— Я, несколько раненых и немощных братьев, небольшая часть стрелков и кнехтов остались здесь, чтобы отдать последний долг павшим, приглядеть за замком и подготовить крепость к новому штурму, — продолжал калечный германец. — Но не будем об этом. Сейчас у нас милостью Божьей великая радость. Ты, брат Конрад, всё-таки привёл союзников Святого братства!
Закончив свою речь, Томас, наконец, повернулся к Всеволоду и Сагаадаю. Кастелян безошибочно распознал предводителей союзных дружин и приветствовал обоих сдержанным поклоном.
— Прошу простить за то, что заставил вас и ваших воинов ждать у ворот. В этом не было ни злого умысла, ни желания обидеть или оскорбить. Времена нынче неспокойные. А когда ночи опасны, то разумный человек и днём стережётся. Здешние разбойники — чёрные хайдуки, могут пожаловать к крепости и при солнечном свете. Да и одиночка-вервольф в человеческом обличье, того и гляди, проберётся незамеченным. Кто ж их знает — все ли они сбежали от кровопийц, или кружат ещё где-нибудь поблизости. Бережённого, как известно, Господь бережёт, а воинов мне мастер Бернгард оставил немного. Вот мы и опускаем решётки, даже когда за стеной ведутся работы. Потерять нескольких работников всё же не так страшно, как потерять весь замок…

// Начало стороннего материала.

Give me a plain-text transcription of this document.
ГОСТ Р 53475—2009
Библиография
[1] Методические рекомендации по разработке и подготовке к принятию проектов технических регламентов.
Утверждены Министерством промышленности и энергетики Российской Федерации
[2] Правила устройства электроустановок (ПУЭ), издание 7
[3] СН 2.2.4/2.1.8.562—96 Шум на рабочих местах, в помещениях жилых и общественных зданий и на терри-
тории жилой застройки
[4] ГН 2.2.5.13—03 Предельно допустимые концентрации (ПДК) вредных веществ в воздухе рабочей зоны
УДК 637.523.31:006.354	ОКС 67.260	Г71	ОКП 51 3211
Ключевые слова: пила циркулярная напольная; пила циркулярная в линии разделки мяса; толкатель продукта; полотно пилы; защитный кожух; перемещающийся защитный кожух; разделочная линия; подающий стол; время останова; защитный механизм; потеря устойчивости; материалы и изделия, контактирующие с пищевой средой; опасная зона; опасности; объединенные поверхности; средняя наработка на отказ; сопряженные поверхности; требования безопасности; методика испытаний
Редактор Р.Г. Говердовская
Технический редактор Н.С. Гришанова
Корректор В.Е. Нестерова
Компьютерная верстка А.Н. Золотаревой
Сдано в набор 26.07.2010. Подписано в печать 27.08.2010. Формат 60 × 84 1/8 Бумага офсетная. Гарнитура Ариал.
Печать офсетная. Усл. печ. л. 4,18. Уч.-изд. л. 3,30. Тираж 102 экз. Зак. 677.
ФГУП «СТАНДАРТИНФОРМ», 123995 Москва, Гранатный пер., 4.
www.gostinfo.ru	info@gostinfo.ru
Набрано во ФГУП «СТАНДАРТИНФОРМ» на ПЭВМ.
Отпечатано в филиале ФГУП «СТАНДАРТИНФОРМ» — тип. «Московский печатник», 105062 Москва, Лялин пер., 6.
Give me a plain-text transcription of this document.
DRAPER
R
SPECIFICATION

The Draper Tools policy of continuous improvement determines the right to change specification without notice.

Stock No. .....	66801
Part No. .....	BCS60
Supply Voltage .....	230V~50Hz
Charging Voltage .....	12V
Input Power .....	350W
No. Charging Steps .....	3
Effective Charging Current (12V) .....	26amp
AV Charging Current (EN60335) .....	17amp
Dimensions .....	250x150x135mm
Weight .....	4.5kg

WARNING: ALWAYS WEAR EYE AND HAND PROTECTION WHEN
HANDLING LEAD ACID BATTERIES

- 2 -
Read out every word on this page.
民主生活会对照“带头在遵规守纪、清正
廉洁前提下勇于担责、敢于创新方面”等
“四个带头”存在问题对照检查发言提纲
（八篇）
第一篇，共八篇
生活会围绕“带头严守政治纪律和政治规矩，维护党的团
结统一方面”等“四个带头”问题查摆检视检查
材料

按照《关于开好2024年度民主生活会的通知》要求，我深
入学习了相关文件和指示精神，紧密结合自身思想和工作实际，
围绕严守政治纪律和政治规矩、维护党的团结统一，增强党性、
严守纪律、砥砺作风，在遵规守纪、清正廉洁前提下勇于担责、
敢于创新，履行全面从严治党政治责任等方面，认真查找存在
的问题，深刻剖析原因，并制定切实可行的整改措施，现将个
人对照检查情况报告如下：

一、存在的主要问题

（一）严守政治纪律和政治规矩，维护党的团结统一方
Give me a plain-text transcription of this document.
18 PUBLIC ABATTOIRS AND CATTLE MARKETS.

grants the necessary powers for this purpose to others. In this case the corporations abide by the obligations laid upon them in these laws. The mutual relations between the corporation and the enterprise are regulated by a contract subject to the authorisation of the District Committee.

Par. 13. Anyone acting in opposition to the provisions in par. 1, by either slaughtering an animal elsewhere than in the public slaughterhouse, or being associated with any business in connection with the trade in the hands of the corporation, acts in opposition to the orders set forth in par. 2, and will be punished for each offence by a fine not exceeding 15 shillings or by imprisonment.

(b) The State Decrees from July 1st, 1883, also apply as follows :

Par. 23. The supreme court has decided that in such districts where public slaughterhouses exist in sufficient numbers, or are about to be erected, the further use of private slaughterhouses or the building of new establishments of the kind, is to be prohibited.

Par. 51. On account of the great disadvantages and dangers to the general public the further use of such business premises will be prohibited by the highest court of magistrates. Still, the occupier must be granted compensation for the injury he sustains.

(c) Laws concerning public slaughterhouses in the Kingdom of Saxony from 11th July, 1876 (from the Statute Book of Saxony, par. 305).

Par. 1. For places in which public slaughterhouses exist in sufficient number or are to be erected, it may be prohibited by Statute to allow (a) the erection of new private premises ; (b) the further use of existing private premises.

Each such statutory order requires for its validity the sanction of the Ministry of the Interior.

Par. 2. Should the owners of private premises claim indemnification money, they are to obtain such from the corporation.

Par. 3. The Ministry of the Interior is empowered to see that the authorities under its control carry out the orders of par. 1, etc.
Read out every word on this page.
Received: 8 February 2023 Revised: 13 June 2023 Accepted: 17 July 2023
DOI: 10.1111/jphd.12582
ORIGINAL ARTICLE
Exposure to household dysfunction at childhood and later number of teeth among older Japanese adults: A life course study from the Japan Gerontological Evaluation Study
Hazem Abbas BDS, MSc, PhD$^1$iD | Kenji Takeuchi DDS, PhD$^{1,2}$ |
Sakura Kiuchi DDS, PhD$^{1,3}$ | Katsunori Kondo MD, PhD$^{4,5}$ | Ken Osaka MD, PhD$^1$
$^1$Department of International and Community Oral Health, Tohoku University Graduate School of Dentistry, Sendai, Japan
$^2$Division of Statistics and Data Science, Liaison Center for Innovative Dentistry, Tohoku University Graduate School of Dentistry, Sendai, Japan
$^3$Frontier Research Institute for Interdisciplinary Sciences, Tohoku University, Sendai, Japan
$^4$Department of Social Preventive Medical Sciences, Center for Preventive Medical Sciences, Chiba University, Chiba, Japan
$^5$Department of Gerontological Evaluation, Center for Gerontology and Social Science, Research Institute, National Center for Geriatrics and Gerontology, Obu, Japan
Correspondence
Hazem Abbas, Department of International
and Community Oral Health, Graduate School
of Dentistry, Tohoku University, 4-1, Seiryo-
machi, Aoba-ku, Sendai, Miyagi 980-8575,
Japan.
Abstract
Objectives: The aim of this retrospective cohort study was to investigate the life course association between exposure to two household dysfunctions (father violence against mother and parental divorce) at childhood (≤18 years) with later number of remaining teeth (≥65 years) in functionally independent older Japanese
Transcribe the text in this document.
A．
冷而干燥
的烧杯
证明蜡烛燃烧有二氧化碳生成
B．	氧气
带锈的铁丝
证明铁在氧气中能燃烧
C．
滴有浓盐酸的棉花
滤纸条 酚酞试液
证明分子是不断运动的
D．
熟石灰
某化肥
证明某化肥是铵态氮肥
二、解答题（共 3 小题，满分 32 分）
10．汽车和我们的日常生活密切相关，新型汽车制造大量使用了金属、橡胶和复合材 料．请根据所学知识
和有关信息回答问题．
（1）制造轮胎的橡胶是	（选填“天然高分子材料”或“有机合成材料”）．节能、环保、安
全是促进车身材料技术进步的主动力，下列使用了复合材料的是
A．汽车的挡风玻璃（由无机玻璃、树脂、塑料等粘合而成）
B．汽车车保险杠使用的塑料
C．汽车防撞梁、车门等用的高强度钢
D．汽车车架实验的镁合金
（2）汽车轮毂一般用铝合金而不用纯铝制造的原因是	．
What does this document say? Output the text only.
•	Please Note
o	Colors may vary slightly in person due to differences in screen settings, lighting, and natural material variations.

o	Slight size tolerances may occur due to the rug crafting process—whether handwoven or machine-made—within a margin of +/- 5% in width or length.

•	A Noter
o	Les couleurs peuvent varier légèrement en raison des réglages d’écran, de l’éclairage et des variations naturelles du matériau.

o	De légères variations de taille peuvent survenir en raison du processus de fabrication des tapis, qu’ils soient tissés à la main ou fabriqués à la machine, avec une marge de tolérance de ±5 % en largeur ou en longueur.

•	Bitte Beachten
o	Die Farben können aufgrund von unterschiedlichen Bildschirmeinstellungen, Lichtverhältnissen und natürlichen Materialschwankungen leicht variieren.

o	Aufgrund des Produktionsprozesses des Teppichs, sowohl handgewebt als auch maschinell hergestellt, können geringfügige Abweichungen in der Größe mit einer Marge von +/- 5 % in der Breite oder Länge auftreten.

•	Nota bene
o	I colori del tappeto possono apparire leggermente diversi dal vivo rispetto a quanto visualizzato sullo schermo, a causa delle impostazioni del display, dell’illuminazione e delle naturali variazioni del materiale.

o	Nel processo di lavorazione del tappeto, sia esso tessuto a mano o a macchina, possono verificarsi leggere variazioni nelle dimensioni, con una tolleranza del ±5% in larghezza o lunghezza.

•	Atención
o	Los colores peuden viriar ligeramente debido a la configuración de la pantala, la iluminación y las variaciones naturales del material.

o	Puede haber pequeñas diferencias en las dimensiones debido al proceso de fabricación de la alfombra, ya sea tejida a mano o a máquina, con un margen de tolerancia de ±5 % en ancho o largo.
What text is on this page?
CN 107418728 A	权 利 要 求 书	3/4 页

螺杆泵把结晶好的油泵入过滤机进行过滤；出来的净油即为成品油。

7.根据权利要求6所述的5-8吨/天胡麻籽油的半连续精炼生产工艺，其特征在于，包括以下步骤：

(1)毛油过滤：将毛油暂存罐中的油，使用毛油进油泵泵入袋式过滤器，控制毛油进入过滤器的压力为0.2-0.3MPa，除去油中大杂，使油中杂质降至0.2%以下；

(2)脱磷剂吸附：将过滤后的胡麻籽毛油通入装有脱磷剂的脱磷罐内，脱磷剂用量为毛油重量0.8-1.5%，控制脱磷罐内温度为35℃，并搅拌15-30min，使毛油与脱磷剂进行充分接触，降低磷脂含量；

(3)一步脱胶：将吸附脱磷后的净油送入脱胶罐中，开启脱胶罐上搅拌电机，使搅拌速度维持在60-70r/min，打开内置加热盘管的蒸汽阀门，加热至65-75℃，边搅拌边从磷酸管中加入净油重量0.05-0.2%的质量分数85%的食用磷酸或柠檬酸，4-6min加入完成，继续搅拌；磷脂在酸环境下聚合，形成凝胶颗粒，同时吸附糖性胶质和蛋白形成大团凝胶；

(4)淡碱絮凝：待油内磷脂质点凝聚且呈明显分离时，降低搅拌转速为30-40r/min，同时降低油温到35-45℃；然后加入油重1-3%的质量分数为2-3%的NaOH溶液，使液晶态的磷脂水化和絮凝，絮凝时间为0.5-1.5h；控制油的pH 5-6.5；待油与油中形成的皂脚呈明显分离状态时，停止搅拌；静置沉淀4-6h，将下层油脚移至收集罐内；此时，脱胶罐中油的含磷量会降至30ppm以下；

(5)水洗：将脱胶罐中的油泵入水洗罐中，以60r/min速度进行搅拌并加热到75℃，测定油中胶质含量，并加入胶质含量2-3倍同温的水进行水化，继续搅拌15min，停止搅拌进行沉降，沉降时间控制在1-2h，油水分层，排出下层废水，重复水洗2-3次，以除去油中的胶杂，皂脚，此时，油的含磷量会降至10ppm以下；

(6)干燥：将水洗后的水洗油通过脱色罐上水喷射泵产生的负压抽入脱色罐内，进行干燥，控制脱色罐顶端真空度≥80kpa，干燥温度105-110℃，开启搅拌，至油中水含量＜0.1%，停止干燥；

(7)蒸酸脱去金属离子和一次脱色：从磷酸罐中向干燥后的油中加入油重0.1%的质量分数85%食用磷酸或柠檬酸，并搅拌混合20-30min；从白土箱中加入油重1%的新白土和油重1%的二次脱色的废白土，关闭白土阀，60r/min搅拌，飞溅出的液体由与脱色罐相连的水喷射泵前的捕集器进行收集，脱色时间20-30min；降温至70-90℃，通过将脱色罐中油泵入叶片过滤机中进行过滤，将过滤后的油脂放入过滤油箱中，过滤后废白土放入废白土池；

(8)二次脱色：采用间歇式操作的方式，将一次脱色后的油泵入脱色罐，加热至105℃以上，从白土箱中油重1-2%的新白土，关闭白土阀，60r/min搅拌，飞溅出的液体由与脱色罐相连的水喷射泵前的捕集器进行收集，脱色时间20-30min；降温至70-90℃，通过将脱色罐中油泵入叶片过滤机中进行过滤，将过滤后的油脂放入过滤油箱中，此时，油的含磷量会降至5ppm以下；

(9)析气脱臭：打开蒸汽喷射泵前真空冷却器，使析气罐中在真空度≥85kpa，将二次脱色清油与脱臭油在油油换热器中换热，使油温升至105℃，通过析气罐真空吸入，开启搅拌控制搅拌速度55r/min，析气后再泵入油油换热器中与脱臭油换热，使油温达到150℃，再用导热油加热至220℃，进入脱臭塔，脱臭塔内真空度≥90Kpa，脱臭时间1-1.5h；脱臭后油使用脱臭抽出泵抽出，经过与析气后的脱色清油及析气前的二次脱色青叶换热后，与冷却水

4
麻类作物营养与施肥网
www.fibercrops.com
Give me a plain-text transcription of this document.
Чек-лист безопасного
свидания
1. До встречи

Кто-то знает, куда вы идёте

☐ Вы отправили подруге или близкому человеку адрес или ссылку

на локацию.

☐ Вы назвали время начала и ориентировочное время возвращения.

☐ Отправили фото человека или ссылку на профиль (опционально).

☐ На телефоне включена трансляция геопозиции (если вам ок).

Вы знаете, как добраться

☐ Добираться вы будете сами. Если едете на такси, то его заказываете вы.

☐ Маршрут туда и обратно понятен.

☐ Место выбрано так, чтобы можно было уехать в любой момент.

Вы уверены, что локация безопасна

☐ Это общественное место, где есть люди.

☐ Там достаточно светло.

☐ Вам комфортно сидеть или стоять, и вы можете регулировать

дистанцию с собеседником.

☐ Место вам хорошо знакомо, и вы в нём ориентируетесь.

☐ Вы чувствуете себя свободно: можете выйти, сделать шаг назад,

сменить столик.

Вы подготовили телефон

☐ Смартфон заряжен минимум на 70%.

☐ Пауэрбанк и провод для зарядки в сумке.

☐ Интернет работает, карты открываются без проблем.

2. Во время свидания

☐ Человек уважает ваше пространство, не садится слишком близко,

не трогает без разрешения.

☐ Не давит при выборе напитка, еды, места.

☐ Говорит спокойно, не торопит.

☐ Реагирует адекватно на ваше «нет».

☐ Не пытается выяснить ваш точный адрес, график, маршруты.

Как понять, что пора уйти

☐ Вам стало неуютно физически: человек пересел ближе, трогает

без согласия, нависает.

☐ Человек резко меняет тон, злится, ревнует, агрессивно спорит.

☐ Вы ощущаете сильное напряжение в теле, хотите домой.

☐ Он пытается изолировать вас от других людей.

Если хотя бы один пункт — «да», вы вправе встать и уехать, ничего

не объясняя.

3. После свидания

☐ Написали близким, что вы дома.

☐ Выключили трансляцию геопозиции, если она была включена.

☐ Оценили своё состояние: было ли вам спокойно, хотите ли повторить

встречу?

Всеволод поморщился. Такая логика ему была не по душе. Хотя с другой стороны… В чём-то, наверное, однорукий рыцарь прав.
Томас, видимо, заметил неодобрение, промелькнувшее на лице гостя, но понял его по-своему. Поспешил заверить:
— Разумеется, нерадивый страж, не сообщивший мне о вашем появлении сразу, будет наказан со всей надлежащей строгостью.
Кастелян кивком указал в сторону, где, понурившись, стоял кнехт — маленький, худенький, невзрачный человечек с изуродованным лицом. На правой щеке кнехта выделялась рваная, не до конца ещё зажившая рана. Ни меч, ни копьё такую не оставят, а вот упыриный коготь — запросто.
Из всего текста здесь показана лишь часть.